Als Thomas Wirth merkte, wie sehr Claudia und Roy unter dem Verlust leiden, zögerte er nicht. Er gestaltete Suchplakate und verteilte sie in der Düsseldorfer Innenstadt. Nach eigenen Angaben telefoniert er seit Tagen mit dem Paar und erlebt mit, wie belastend die Situation für beide ist. Deshalb unterstützt er die Suche mit voller Kraft.

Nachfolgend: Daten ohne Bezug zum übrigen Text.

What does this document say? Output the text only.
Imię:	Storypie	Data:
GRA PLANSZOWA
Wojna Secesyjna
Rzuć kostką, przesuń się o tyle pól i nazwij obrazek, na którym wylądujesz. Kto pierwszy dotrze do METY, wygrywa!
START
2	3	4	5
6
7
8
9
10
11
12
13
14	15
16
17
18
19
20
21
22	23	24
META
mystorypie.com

Damit „Fröschli“ und „Schäfi“ möglichst schnell zurückkommen, haben die Besitzer einen Finderlohn von 1.000 Euro ausgesetzt. Der eigentliche Wert der Kuscheltiere liegt zwar nur bei rund 75 Euro. Für Claudia und Roy sind sie aber unbezahlbar.

Viele zeigen Verständnis

Die ungewöhnliche Suchaktion sorgt in Düsseldorf für unterschiedliche Reaktionen. Manche Passanten halten den Aufwand für übertrieben. Andere erzählen von eigenen Kuscheltieren, die sie über Jahrzehnte begleitet haben oder selbst einmal verloren haben. Claudia, Roy und Thomas hoffen weiter, dass „Fröschli“ und „Schäfi“ noch den Weg zurück nach Hause finden.